THE TRANSATLANTIC MAGAZINE
How certain was it that 19 year old French basketball star Victor Wembanyama would be chosen first in the 2023 NBA Draft? Well, one prominent sportsbook publicized taking a bet of $60,000 that he would, at odds of -20,000 (which translates into 1/200). Which meant that when the San Antonio Spurs duly made Victor their pick, his payoff was $300. Pretty soon bookies were restricting bets to $6,250, which offered bettors a profit of $31.25.
Which is a lot less money than Wembanyama will make, whether he's a sure thing or not. What makes the teenager so valuable?
Start with his height. It’s been listed as anything from 2.18m (7-2) to 2.26m (7-5) depending on whether he's in sneakers, if his hair's been cut, what time he woke up or who's measuring. His wingspan is a remarkable eight feet. These are attributes you can't coach. He's also rail-thin, originally listed at 209 lbs - he suddenly became 230 for the draft, which no one believed. But he has wiry muscle, and the coordination of a much smaller player. He can handle the ball, he can shoot from the 3-point line, make space inside, and has the vision to see opportunities to pass the ball. He has an obvious feel for the game.
‘Wemby’ has been playing professionally in France for four years, against grown men, starting aged 15 with Nanterre then with ASVEL in Lyon. After an injury-plagued season in 2021-22, he moved to Metropolitans 92 in the Paris suburb of Levallois-Perret. The move paid off: this season he was MVP of the All-Star game, Elite League MVP, and MVP of the playoffs as Metro won the French title.
In December, Metropolitans went to Las Vegas to play two games against the NBA G-League's Ignite team. Formerly the D (for Development) League, the G League is named for its sponsor, Gatorade (this is the NBA after all), and the Ignite team includes younger players not yet signed by NBA clubs. Their star, Scoot Henderson, was reckoned to be Victor's competition for the number one draft pick, but Scoot is a 6-3 point guard. In the first game, Scoot scored 28 points with nine assists as Ignite won, but he got hurt in a clash of knees with Wembanyama early in the second game, and the French duly triumphed to split the series. Meanwhile Victor scored 37 and 36 points and blocked nine shots. In the first game he drilled seven three-point baskets, in the second he auditioned his inside game, for which Ignite had not prepared.

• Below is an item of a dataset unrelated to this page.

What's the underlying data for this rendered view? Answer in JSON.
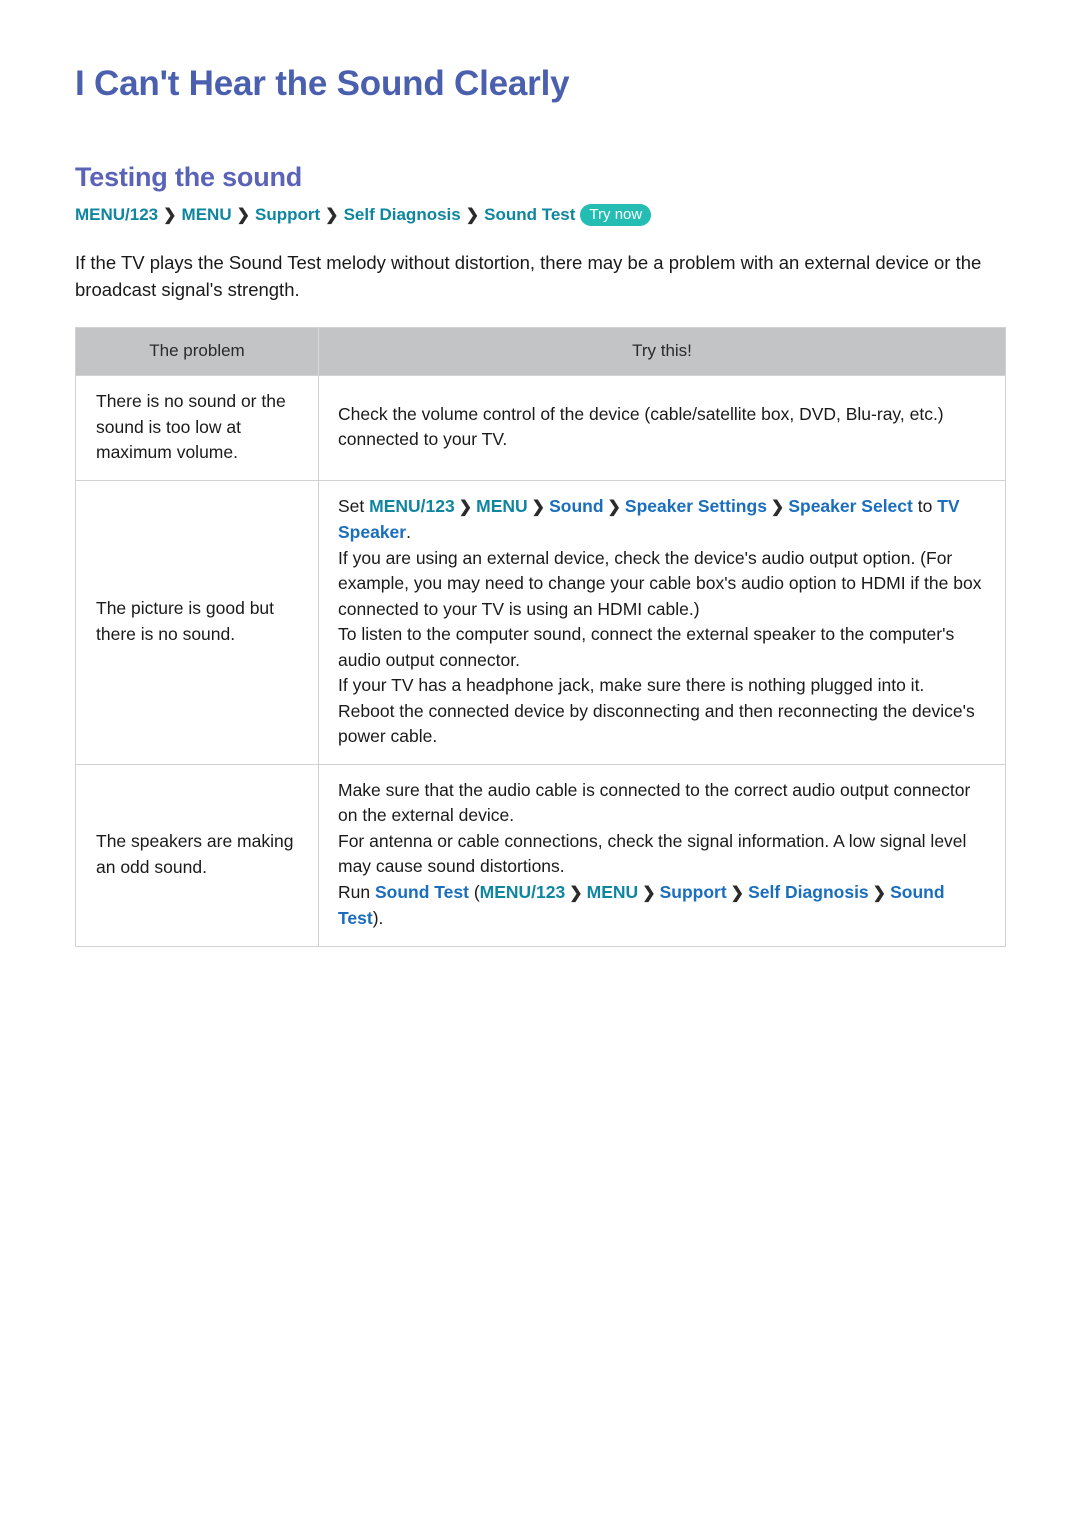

NBA stars flocked to Vegas to watch, although the game was televised nationally. When LeBron James was asked if he thought Wembanyama was a “unicorn”, the word denoting a unique prospect, he said he'd seen too many players called unicorns. “Victor's more like an alien,” he explained. “No one's ever seen anyone as tall as he is, but as fluid and graceful out on the floor.” In fact, Victor was the most-highly hyped prospect since, well, Le Bron! Stef Curry laughed, “He's every point guard that wants to be seven feet tall. It's cheat-code type vibes!”
Wembanyama comes from a rare athletic background. His father Felix, who stands 6-5, was born in the Congo where he was a high, long and triple jumper. He came to France to study and met Victor's mother Elodie de Fautereau, who's 6-3 and a professional basketball player who now coaches; both her parents also played and coached. Victor's older sister Eve is 6-0, played for France under-16 and now plays in the French Ligue 2 with Monaco. His younger brother Oscar stands ‘only’ 6-5, but is following in Victor's footsteps, first playing with Nanterre and recently moving to ASVAL. In photos, Victor towers over the rest of this unusually tall family.

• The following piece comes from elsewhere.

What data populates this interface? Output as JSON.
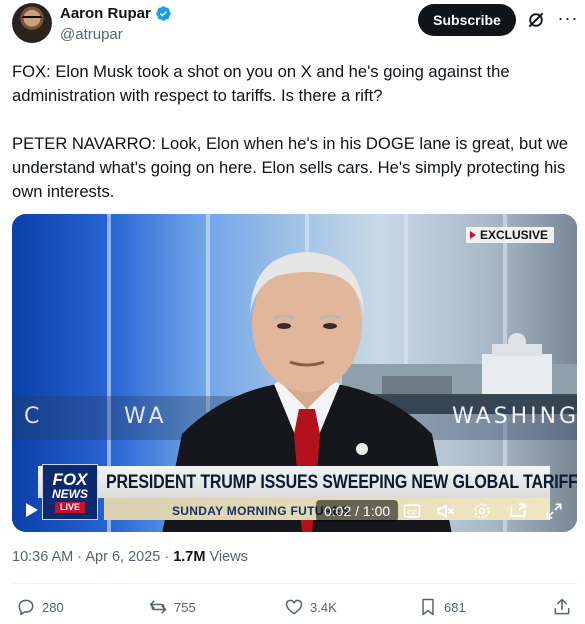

Their experience also seems to have shaped Victor's unusual maturity. At Metropolitans he was coached by former French star Vincent Collet, who helped him fit into a team concept. He had a personal trainer to help him with foot injuries, something that can ruin careers when you're around seven feet tall with size 21 shoes - think about Bill Walton or Kevin McHale - and with ancillary issues like diet and sleep. He already has a team of agents and managers to oversee contracts and the inevitable endorsements that will follow.

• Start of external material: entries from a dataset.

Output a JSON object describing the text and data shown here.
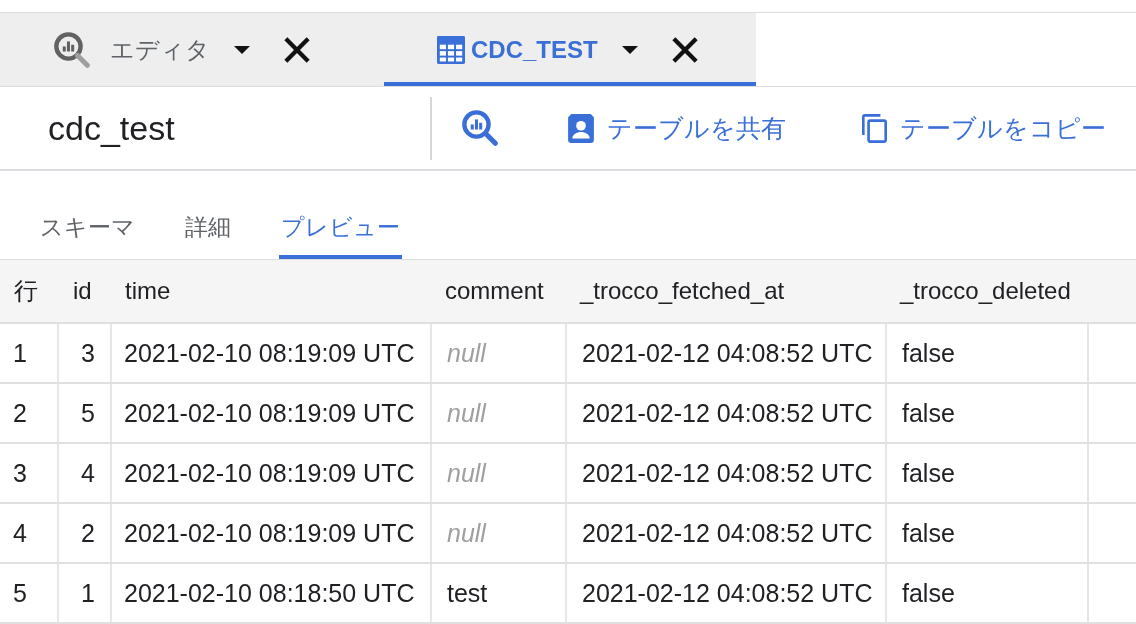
{
  "tabs": [
    {
      "kind": "editor",
      "label": "エディタ",
      "selected": false
    },
    {
      "kind": "table",
      "label": "CDC_TEST",
      "selected": true
    }
  ],
  "toolbar": {
    "title": "cdc_test",
    "actions": [
      {
        "kind": "query"
      },
      {
        "kind": "share",
        "label": "テーブルを共有"
      },
      {
        "kind": "copy",
        "label": "テーブルをコピー"
      }
    ]
  },
  "subtabs": [
    {
      "label": "スキーマ",
      "selected": false
    },
    {
      "label": "詳細",
      "selected": false
    },
    {
      "label": "プレビュー",
      "selected": true
    }
  ],
  "table": {
    "columns": [
      "行",
      "id",
      "time",
      "comment",
      "_trocco_fetched_at",
      "_trocco_deleted"
    ],
    "rows": [
      {
        "cells": [
          "1",
          "3",
          "2021-02-10 08:19:09 UTC",
          "null",
          "2021-02-12 04:08:52 UTC",
          "false"
        ],
        "comment_null": true
      },
      {
        "cells": [
          "2",
          "5",
          "2021-02-10 08:19:09 UTC",
          "null",
          "2021-02-12 04:08:52 UTC",
          "false"
        ],
        "comment_null": true
      },
      {
        "cells": [
          "3",
          "4",
          "2021-02-10 08:19:09 UTC",
          "null",
          "2021-02-12 04:08:52 UTC",
          "false"
        ],
        "comment_null": true
      },
      {
        "cells": [
          "4",
          "2",
          "2021-02-10 08:19:09 UTC",
          "null",
          "2021-02-12 04:08:52 UTC",
          "false"
        ],
        "comment_null": true
      },
      {
        "cells": [
          "5",
          "1",
          "2021-02-10 08:18:50 UTC",
          "test",
          "2021-02-12 04:08:52 UTC",
          "false"
        ],
        "comment_null": false
      }
    ]
  }
}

San Antonio is a great place for Victor in basketball terms. Greg Popovich is their coach and president, and at 74 just signed a five-year deal to continue in that role. 'Pops' is a great builder of team concepts, and has done so with overseas players including France's Tony Parker. In fact, he and his disciples, like Steve Kerr, have been at the forefront of adapting the principles of the European game to the NBA. These changes are predominately the effect of the three point shot which FIBA, the international basketball federation, started using in 1961, the same year the upstart American Basketball League, which lasted only a season and half, did the same. In 1967, the next competing league, the American Basketball Association (ABA), used the 3 point circle, but when it merged with the National Basketball Association in 1976 it took another three seasons before the NBA went downtown. They didn't adapt the red, white and blue basketball, however.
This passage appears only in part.